Allegany County legislators proposed pay raise comes to some light

BREAKING: Allegany County legislators appear to be coming in the back door on a proposed personal wage increase next year of $3,500 each, or more than 40 percent.

In a little-known action, which appears to have been shrouded originally in secrecy, county lawmakers, by a split vote, have included the salary increase, to $12,000 annually, in a notice of public hearing on the county’s $145 million budget for next year.

The public comment session will be held at 7PM this Thursday, November 30, in the Board chambers at the County Office Building in Belmont.

The proposal provides a like increase for the chairman of the board, double the amount to regular legislators, or $24,000 annually, with the positions of majority and minority leaders of the legislative body being doubled from $300 to $600 per year.

There currently is no minority leader due to the legislative body being comprised of all Republicans, with the role of majority leader not being immediately identifiable other than in calling and apparently presiding over party legislative caucuses, or closed door meetings, normally held before each county legislative session.

Minimal public discussion
The only public discussion to the 15-member salary increases occurred at the November 8 board meeting when a resolution for Thursday’s pubic hearing was presented to the board.

Legislator Gary Barnes of Wellsville, who last year had been an unsuccessful prime advocate for a pay raise, commented that he would support the resolution, although he felt the increase was “much less” than an inflation-adjusted rate, but was “better than nothing.”

The resolution only listed suggested new salaries for board members, without any comparison information in the notice as to existing compensation.

Legislator Dwight (Mike) Healy of Belmont said he supports the move, saying he believes it “keeps everyone happy.”

Board Chair W. Brooke Harris of Alfred then said that “this decision was not made lightly by the Board,” citing increases in responsibility and workload of legislators since the last salary change 23 years ago.

He said compensation schedules in other counties were studied and that county residents will have an opportunity to comment on the proposal.

Action not unanimous
The action, however, wasn’t unanimous among legislators, with Board Vice-Chair Kevin (Fred) Demick of Angelica, Dwight Fanton of Wellsville, and James Rumfelt of Andover voting against the proposal and Adam Cyr of Bolivar absent.
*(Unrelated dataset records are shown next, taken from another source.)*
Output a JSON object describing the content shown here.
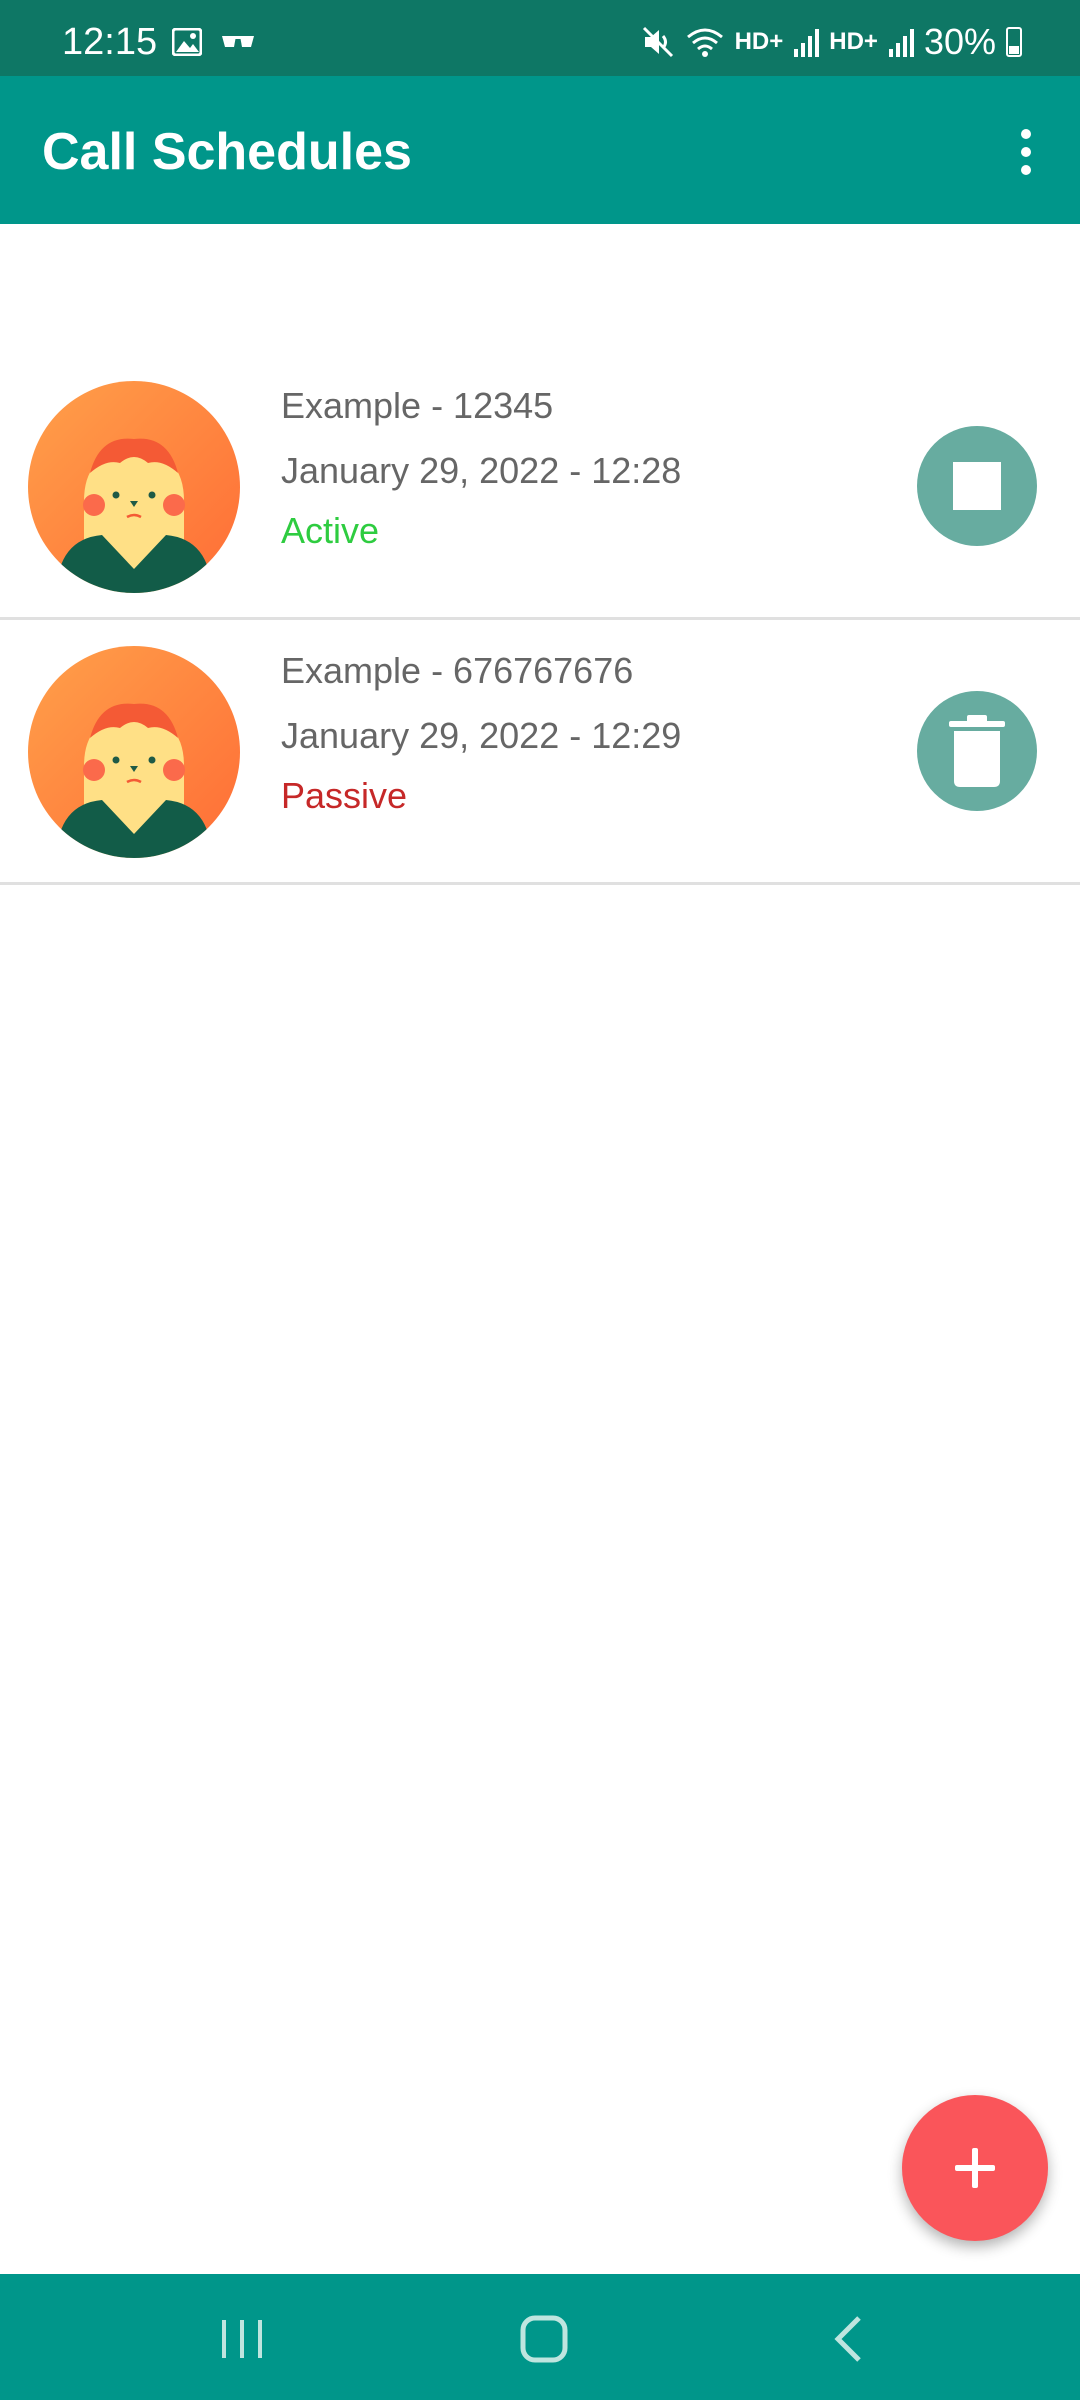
{
  "status_bar": {
    "time": "12:15",
    "hd1": "HD+",
    "hd2": "HD+",
    "battery": "30%"
  },
  "app_bar": {
    "title": "Call Schedules"
  },
  "schedules": [
    {
      "name": "Example - 12345",
      "datetime": "January 29, 2022 - 12:28",
      "status": "Active",
      "status_color": "#2ecc40",
      "action_icon": "stop-icon"
    },
    {
      "name": "Example - 676767676",
      "datetime": "January 29, 2022 - 12:29",
      "status": "Passive",
      "status_color": "#c62828",
      "action_icon": "trash-icon"
    }
  ],
  "fab": {
    "icon": "plus-icon",
    "color": "#fa555a"
  },
  "colors": {
    "status_bar": "#0e7765",
    "app_bar": "#00968a",
    "action_button": "#67aca0"
  }
}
Without Barnes’ comment, which initiated the additional discussion, only 130 individuals, as of today, may have seen the discussion if they viewed the entire county board meeting video on Facebook or attended the full Board session, most of which draw less than a handful of individuals without any county affiliation.
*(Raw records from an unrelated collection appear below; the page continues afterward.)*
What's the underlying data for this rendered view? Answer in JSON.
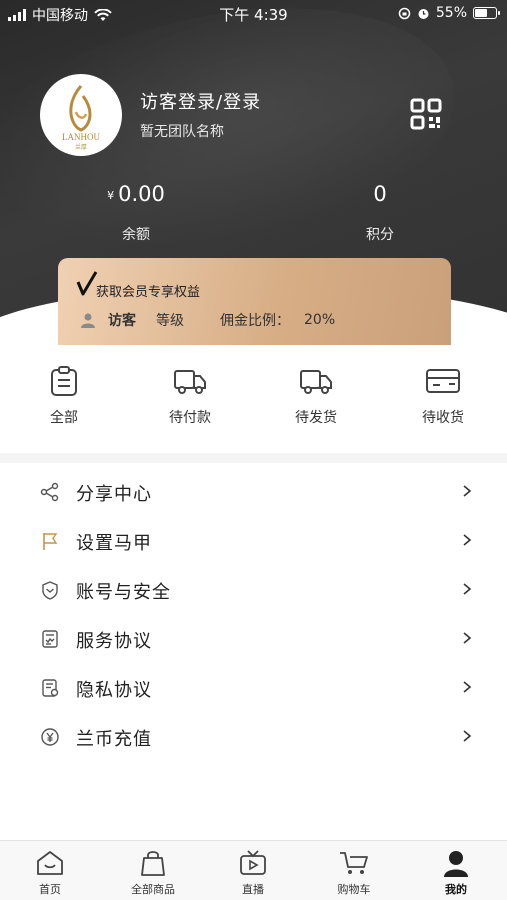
{
  "status_bar": {
    "carrier": "中国移动",
    "time": "下午 4:39",
    "battery": "55%"
  },
  "profile": {
    "logo_text": "LANHOU",
    "logo_sub": "兰厚",
    "name": "访客登录/登录",
    "team": "暂无团队名称"
  },
  "stats": {
    "balance_symbol": "¥",
    "balance_value": "0.00",
    "balance_label": "余额",
    "points_value": "0",
    "points_label": "积分"
  },
  "vip": {
    "title": "获取会员专享权益",
    "user": "访客",
    "level_label": "等级",
    "commission_label": "佣金比例：",
    "commission_value": "20%"
  },
  "orders": [
    {
      "label": "全部",
      "icon": "clipboard-icon"
    },
    {
      "label": "待付款",
      "icon": "truck-icon"
    },
    {
      "label": "待发货",
      "icon": "truck-icon"
    },
    {
      "label": "待收货",
      "icon": "card-icon"
    }
  ],
  "menu": [
    {
      "label": "分享中心",
      "icon": "share-icon"
    },
    {
      "label": "设置马甲",
      "icon": "flag-icon"
    },
    {
      "label": "账号与安全",
      "icon": "shield-icon"
    },
    {
      "label": "服务协议",
      "icon": "document-icon"
    },
    {
      "label": "隐私协议",
      "icon": "privacy-doc-icon"
    },
    {
      "label": "兰币充值",
      "icon": "yen-coin-icon"
    }
  ],
  "tabs": [
    {
      "label": "首页",
      "icon": "home-icon"
    },
    {
      "label": "全部商品",
      "icon": "bag-icon"
    },
    {
      "label": "直播",
      "icon": "tv-icon"
    },
    {
      "label": "购物车",
      "icon": "cart-icon"
    },
    {
      "label": "我的",
      "icon": "person-icon",
      "active": true
    }
  ],
  "colors": {
    "header": "#333333",
    "vip_gold": "#d7ae86",
    "text": "#222222"
  }
}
Official notices, without indication of an increase, are included in public hearing postings on the county’s website and its official newspapers which have a much diminished readership base in the county in recent years.

Back door indications
Other indicators that the wage increase was being kept under wraps until Barnes’ comments precipitated a discussion include:

– The tentative county budget allocation for legislators salaries doesn’t show an increase from last year.

The proposed salaries cost for next year would be $180,600, compared with $127,800 in 2023.

– No public discussion has been found in any official proceedings of the board.

Allegany Hope Community News, upon learning of the proposal, filed a Freedom of Information request with the county two weeks ago, requesting copies of minutes of all public meetings at which the proposal was discussed and any correspondence between or among county officials, directing a budget modification.

The county failed to respond to our request within the five days required by law and a formal appeal was filed this week.

Closed door party caucuses of legislators of the same party, where a discussion might have been held, aren’t required to be open to the public.

– Although the resolution voted on at the November 8 meeting was listed as being “offered by the Board’s Ways and Means Committee and has committee approval,” no record was readily identified where such approval was given.

In addition, no record was identified in regard to the public hearing resolution even having been offered for discussion at any Ways and Means Committee meeting.

Notices of all actions to be taken at such meetings are required, by law, to be provided to the public at least 24 hours in advance of such gatherings.

– No minutes of the November 8 Board meeting have been posted for the public on the county’s website or distributed to requesting news media, in violation of the state’s Open Meetings Law which requires such action within two weeks of a meeting.

Final budget due by December 20
The county board, which received the tentative budget on November 1, after a few weeks unknown delay, will be able to modify the spending plan before final adoption, although no major changes have been made to such document in recent years.

The final date for adoption is December 20, with a special 9AM Ways and Means Committee meeting having been scheduled for that day. A Board Committee of the Whole session also is slated for Wednesday, December 6.

As reported previously, the county is proposing to divert $16 million from its escalating surplus for yet unknown purposes rather than using it for property tax relief.

The county continues to have the second highest property and third highest sales tax rates in the state.